# SuanShu, a Java numerical and statistical library

com.numericalmethod.suanshu.analysis.differentialequation.ode.ivp.solver

## Class EulerMethod

• All Implemented Interfaces:
ODESolver

public class EulerMethod
extends RungeKutta
The Euler method is a first-order numerical procedure for solving ordinary differential equations (ODEs) with a given initial value. It is the most basic explicit method for numerical integration of ordinary differential equations and is the simplest Runge-Kutta method. The Euler method is a first-order method, which means that the local error (error per step) is proportional to the square of the step size, and the global error (error at a given time) is proportional to the step size. It also suffers from stability problems. For these reasons, the Euler method is not often used in practice. It serves as the basis to construct more complicated methods.
• D. Greenspan, Numerical Solution of Ordinary Differential Equations: for Classical, Relativistic and Nano Systems, 1st ed, Wiley-VCH, 2006.
• Wikipedia: Euler method
• ### Constructor Summary

Constructors
Constructor and Description
EulerMethod(double h)
Constructs an Euler's method instance, with the given step size.
EulerMethod(int N)
Constructs an Euler's method instance, with the given number of steps.

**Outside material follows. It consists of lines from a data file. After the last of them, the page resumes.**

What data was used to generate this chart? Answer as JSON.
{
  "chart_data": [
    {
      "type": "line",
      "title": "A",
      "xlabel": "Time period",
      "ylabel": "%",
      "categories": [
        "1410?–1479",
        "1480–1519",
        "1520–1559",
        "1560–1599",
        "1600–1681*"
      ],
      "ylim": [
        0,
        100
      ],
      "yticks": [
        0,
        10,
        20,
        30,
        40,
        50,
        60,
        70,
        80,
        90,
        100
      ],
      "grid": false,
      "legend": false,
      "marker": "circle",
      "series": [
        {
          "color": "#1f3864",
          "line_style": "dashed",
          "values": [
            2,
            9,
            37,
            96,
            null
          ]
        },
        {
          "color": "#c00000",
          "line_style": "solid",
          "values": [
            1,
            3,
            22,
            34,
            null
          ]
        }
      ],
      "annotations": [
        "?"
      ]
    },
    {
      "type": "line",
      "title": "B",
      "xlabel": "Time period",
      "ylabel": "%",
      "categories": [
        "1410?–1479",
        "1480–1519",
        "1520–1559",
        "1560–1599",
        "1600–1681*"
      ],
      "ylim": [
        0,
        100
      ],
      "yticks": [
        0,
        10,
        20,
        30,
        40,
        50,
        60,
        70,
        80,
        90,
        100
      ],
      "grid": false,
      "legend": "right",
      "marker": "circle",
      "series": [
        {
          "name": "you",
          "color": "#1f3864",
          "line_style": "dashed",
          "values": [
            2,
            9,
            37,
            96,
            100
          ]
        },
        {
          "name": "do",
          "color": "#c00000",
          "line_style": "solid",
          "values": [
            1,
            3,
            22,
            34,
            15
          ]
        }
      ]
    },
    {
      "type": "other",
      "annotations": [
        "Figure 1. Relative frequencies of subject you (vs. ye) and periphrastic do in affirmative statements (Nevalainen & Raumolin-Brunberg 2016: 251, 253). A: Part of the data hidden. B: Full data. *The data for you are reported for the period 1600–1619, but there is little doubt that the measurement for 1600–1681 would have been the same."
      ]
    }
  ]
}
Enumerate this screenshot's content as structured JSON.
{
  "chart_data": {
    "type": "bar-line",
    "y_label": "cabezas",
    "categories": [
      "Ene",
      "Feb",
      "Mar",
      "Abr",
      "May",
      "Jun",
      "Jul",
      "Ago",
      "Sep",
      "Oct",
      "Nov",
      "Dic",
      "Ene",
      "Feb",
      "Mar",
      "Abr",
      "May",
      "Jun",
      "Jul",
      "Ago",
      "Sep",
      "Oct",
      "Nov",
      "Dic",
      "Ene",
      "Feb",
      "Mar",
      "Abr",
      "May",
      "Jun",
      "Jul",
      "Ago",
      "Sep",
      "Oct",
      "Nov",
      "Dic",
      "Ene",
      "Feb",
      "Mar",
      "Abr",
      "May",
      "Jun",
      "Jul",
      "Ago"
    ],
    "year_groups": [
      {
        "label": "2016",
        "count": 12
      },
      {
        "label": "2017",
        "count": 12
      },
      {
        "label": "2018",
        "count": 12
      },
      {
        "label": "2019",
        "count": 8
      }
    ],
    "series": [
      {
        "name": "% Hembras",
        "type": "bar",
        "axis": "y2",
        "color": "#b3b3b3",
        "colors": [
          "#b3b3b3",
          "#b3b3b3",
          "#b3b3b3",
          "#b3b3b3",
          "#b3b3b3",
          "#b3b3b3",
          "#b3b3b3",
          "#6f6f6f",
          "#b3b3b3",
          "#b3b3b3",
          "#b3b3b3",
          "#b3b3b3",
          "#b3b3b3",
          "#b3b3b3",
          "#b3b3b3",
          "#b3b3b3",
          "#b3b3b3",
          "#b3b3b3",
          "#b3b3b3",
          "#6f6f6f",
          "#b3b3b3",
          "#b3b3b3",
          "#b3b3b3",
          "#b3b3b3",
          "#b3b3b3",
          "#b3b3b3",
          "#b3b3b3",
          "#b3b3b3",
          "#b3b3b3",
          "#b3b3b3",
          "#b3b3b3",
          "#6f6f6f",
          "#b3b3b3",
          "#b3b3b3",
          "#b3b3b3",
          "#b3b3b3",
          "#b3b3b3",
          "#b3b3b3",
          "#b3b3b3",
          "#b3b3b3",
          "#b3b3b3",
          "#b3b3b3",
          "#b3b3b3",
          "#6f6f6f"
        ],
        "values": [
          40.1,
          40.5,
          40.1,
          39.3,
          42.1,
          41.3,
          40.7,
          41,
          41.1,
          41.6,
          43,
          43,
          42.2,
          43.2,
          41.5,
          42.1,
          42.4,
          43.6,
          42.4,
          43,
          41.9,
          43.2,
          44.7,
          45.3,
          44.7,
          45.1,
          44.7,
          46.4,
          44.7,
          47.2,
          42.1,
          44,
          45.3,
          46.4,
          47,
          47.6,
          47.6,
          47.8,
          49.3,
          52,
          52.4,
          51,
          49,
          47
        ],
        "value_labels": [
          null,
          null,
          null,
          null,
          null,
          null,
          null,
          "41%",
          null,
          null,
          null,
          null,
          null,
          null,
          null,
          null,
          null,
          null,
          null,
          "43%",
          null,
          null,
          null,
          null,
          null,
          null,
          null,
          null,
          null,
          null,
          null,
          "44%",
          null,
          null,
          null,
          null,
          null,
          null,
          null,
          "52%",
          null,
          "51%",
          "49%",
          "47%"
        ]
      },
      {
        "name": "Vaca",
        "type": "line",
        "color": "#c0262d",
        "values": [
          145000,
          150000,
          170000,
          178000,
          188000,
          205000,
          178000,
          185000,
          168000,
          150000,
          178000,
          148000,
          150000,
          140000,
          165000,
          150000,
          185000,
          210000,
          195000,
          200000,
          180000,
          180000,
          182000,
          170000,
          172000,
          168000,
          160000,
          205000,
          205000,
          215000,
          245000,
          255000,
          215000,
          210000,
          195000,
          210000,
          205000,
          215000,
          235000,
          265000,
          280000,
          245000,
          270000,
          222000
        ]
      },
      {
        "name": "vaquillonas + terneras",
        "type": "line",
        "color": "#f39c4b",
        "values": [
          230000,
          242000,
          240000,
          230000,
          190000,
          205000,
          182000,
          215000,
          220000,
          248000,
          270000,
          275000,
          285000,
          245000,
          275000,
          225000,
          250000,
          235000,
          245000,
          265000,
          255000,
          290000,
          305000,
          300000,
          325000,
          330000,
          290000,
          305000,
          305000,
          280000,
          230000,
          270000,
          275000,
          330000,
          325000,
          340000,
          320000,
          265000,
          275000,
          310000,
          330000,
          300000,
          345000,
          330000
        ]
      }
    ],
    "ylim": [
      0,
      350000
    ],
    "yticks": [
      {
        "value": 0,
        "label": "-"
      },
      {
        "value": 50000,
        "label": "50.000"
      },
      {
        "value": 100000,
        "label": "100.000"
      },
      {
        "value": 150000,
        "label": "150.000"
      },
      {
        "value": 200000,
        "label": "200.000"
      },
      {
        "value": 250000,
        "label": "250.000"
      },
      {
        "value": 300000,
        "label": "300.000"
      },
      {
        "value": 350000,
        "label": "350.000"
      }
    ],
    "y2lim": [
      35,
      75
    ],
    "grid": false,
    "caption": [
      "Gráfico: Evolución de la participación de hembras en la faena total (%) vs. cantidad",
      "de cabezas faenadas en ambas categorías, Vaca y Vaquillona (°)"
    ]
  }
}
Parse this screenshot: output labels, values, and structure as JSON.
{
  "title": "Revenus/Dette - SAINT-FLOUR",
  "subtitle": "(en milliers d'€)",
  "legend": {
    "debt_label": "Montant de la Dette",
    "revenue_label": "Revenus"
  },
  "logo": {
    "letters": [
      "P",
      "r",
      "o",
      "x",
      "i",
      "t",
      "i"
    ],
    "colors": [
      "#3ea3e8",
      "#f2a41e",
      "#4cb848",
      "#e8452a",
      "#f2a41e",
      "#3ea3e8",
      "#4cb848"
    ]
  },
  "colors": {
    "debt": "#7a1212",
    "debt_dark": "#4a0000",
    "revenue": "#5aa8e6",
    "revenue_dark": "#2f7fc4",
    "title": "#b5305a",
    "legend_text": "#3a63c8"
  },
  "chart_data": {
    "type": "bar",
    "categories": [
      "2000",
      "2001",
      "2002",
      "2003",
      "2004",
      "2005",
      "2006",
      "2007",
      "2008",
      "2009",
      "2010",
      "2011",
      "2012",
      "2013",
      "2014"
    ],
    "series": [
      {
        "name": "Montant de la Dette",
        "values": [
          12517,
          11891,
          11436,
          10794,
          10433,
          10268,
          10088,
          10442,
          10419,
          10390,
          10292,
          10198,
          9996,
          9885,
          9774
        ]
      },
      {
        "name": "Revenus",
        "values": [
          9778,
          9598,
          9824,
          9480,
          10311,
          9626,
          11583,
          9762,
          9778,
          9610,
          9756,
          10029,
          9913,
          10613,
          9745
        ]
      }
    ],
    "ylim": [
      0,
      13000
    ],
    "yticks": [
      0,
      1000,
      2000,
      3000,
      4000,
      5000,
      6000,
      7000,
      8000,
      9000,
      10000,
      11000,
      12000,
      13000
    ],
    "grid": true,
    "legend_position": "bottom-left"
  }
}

• ### Methods inherited from class com.numericalmethod.suanshu.analysis.differentialequation.ode.ivp.solver.rungekutta.RungeKutta

solve
• ### Methods inherited from class java.lang.Object

clone, equals, finalize, getClass, hashCode, notify, notifyAll, toString, wait, wait, wait
• ### Constructor Detail

• #### EulerMethod

public EulerMethod(double h)
Constructs an Euler's method instance, with the given step size.
Parameters:
h - the constant step size
• #### EulerMethod

public EulerMethod(int N)
Constructs an Euler's method instance, with the given number of steps.
Parameters:
N - the number of steps